There is a certain beauty to the incidental, unconsidered cell phone picture.  Their interest lies in all of the elements that the photographer traditionally attempts to avoid, the shafts of light invading the field, the broad circles of subtle color superimposed over the subject, the irregular distortions of the outline of an illuminated light bulb, its edges separating into distinct bands of white, yellow and orange.  If we can forget, for a moment, about our accumulated standards of photography, everything we've been taught about what makes a "bad" picture, then these images become captivating studies of the phenomenon of light.  


These are quick reference shots sent by the curator of a venue that we will be showing at in Los Angeles in December.  I am so tempted to just print these 40" x 60" on fine cotton rag paper, hang them on the walls that they depict and call it a day.

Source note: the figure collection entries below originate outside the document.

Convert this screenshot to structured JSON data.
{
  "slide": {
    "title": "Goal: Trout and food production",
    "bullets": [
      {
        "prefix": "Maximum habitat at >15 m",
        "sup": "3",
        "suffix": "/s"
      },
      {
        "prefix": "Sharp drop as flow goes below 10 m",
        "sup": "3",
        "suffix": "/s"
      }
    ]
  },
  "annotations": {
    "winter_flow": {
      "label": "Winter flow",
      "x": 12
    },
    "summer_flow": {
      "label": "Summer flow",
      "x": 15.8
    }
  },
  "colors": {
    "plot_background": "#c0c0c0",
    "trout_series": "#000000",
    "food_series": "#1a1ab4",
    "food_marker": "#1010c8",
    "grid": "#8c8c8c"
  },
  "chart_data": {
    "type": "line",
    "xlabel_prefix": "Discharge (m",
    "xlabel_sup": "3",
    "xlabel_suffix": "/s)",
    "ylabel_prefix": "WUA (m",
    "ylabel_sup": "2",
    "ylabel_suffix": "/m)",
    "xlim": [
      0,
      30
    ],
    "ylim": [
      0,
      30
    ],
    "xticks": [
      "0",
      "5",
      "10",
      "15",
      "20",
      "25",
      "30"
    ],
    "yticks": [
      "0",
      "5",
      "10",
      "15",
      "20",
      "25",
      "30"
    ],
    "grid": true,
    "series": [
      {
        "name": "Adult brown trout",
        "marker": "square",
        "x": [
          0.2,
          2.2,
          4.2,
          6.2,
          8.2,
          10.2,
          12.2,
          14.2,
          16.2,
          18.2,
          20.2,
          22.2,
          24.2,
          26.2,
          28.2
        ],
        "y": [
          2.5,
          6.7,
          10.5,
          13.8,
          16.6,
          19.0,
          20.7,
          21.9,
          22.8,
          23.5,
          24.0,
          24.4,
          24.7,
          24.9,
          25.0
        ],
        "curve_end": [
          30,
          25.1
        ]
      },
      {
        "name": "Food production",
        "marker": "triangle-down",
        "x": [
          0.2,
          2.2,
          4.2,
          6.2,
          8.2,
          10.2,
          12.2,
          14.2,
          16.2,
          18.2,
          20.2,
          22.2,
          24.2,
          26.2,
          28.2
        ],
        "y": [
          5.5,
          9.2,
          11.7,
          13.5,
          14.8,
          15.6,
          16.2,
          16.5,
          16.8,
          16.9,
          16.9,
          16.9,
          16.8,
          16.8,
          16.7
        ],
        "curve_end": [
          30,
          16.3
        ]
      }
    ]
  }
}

Saturday, November 3, 2012

New Revisionism

"Adrian Texas. Jul 22th. 1909.  Dear friend:- I will anser your postal now Papa is going in to town so I will have to hurry. From your From your friend marion" Adressed to Miss. Mabel miller, Chatfield Ohio RR#2

I started with a bottle of white-out.  I have this idea of a perfect white plane of unknown dimensions, discovered just under the surface of the soil, as if everything above it was just an elaborate set, staged for the illusion of life. A farmer unearths it in his field. He is horrified by its incomprehensibility.

The old postcard of Panhandle Wheat seemed a good backdrop for a study along these lines. I read the back and hesitated. Can I alter this object, this piece of history, or is it too valuable? 1909. According to Wikipedia, this was the year that the Chicago, Rock Island and Gulf Railway was completed in Adrion, Texas and also the year that the American-Canadian Land and Townsite Co. began attracting prospective farmers to the area.  Probably Marion had just arrived by train to the newly established community with her family to take advantage of the nascent Texas wheat boom and she was probably writing to a friend she had just left behind back in Ohio.  The treeless expanse of the Texas Panhandle must have seemed quite a contrast to a girl growing up in the fertile midwest.

But despite, or perhaps because of its resonance, I did want to alter this object. I remembered that I had only paid two dollars for it at an antique store.  Certainly if that was all it was worth, there was no harm in changing it, even if it was a hundred and three years old.  This is how I justified it anyway, knowing that if I thought about it much further I might talk myself out of it.

I thought perhaps I should pencil out the area that I was going to paint, but the lead didn't show up well on the dark foreground, so I started searching through my drawer for a white pencil. I found one that looked to be a bit off-white, but after trying it out I realized that it was actually a sharpenable eraser. So much the better, for the eraser offered a surprising amount of control. Soon my subterranean white plane became more of a white cloud hovering just above the surface. It emerges ominously from just off camera into an otherwise clear day. Is this a foreshadow of the massive dust storms that were to devastate the panhandle in years to come? Where was Marion in 1931 when drought hit the plains and  the over-tilled earth began to blow and the "black blizzards" began? Was she still in Adrian, Texas on Black Sunday when high winds blacked out the sun removing 300 million tons of topsoil from the prairie, burying houses in giant drifts in its wake? How she must have longed then to be back in Ohio with her old friend Mabel.